Em 1995, já aposentado, Harry Stone, que morreu em 2000, recordou sua invejável atividade:

“Meu trabalho era simples. Conseguir para o meu patrão, a indústria cinematográfica norte-americana, bastante movimento nos cinemas da América Latina. E, claro, bastante dinheiro”.

As metas de Stone foram sempre atingidas. “Conseguimos contato com o pessoal do governo de cada país”.

Sobre ser um lobista poderoso, Stone desdenhou: “Essa palavra, que a imprensa descobriu recentemente, mas que Brasília já conhece faz tempo, nunca foi muito bonita no País. Sim, sou lobista, tentava ficar amigo do governo. Aqui, no caso, era garantir um mercado livre e forte para o cinema brasileiro, o norte-americano e possíveis produções conjuntas”.

Stone conheceu brasileiros na Itália, durante a Segunda Guerra Mundial. Era soldado de ligação com os nossos pracinhas. Como também era diplomata, foi mandado para o Brasil para trabalhar pelo cinema. “Quando cheguei aqui, em 1954, o cinema brasileiro estava no auge. Depois, os diretores começaram a fazer os chamados “filmes de arte”, com histórias tristes e complicadas. E Hollywood continuou a fazer filmes que atraem mais gente, filmes de ação, humor. Então, eles ficaram chateados com a gente”.

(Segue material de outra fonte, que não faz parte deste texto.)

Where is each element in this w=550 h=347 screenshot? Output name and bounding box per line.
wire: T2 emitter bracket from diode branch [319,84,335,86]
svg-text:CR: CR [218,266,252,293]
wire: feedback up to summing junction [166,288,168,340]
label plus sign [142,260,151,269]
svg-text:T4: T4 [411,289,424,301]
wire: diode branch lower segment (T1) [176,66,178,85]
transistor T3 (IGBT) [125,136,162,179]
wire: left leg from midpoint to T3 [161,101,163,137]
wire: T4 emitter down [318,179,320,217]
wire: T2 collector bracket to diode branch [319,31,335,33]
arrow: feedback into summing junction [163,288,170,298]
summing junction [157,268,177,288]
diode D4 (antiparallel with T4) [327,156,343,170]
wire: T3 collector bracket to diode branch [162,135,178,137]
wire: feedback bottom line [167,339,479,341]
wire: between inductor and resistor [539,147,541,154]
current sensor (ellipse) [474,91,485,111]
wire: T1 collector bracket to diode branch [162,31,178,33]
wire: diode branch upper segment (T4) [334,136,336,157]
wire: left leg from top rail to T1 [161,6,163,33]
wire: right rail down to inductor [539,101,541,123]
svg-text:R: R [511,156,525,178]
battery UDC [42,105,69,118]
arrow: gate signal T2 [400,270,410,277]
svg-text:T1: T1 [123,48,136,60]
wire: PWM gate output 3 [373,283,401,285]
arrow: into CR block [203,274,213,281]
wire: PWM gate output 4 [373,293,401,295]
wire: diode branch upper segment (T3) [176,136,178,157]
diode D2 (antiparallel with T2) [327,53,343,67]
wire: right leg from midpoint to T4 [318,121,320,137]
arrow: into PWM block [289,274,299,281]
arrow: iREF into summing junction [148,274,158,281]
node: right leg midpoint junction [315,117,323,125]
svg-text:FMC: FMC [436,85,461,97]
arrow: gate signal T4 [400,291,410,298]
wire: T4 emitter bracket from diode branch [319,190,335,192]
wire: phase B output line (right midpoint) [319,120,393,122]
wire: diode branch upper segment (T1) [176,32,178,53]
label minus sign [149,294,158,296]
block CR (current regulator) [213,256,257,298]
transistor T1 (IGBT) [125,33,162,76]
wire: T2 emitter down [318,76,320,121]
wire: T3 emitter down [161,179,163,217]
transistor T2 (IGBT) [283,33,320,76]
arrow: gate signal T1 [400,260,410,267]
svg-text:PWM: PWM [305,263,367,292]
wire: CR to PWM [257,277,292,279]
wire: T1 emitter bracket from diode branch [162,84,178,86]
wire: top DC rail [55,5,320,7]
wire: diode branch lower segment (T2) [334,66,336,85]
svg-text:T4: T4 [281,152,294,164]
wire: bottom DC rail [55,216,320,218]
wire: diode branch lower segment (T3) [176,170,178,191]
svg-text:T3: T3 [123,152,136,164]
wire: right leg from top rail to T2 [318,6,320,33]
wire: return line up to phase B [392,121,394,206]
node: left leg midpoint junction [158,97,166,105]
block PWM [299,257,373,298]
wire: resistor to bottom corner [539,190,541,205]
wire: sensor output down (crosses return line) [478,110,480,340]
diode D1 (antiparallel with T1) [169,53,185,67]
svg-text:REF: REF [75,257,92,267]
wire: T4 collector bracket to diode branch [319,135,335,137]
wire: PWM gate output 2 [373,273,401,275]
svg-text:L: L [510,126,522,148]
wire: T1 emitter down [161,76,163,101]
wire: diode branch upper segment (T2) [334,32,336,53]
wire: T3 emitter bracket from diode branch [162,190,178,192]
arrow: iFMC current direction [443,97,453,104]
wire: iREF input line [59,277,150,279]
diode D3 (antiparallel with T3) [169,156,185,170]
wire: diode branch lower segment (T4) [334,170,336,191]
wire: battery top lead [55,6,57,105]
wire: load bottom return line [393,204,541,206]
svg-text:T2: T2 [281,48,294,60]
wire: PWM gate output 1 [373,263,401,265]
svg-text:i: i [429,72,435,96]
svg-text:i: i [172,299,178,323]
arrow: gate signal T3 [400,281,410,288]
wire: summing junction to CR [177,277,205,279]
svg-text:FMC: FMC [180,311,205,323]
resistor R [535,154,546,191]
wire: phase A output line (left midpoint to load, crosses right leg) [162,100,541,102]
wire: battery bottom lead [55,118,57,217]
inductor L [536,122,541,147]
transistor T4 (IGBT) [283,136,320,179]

Stone morreu no Rio, ao lado de sua mulher, Lúcia Burlamaqui Stone. “Eu logo me casei com uma brasileira e o Juscelino foi padrinho de nosso casamento, o primeiro presidente brasileiro a ser padrinho de um estrangeiro. O JK era uma pessoa especial, um verdadeiro fã do cinema. Tanto que, ao mandar construir o Palácio do Alvorada, fez questão de incluir uma belíssima sala de projeção.

E todos os ministros da época, até o vice-presidente, tinham sala de cinema nos gabinetes. Cada pré-estréia era uma festa, e todos faziam questão da pré-estréia. A sala do Alvorada é luxuosa, muito melhor que a da Casa Branca!

JK pensou em tudo. Fazia questão que eu levasse os artistas de Hollywood para ele conhecer. E era sempre gentil.

Uma vez, Kim Novak chegou ao palácio e foi tirando os sapatos.

“O sr. me desculpe, presidente, mas meus pés estão me matando”, disse ela.
Ele tirou os sapatos também, em solidariedade”.

Em quatro décadas de intensas atividades, o “cineminha” do Stone, no Rio de Janeiro, era um lugar muito frequentado por socialites, artistas, empresários e políticos. “Fui amigo de todos. Até do próprio João Goulart, numa época em que isso era difícil. Naturalmente, Castello Branco era o que tinha menos interesse pelo cinema. E, com o Geisel, não cheguei a me reunir, apenas nos encontramos socialmente.

Mas não tive apenas amigos presidentes. Eu gostava muito, por exemplo, do ex-ministro Hélio Beltrão. Sou fã e amigo de muitos anos do vice-presidente Marco Maciel. Até a convivência com o ex-governador Leonel Brizola foi fácil”.

Harry Stone fazia questão de, no dia 7 de setembro, vestir de novo seu uniforme de soldado americano para desfilar entre os pracinhas brasileiros.

1955: com o deputado Brizola, no vôo inaugural da Varig para Nova Iorque.
1966: Costa e Silva despede-se do casal, após uma sessão de cinema.
1990: com Collor, numa recepção em Brasília, na véspera da posse.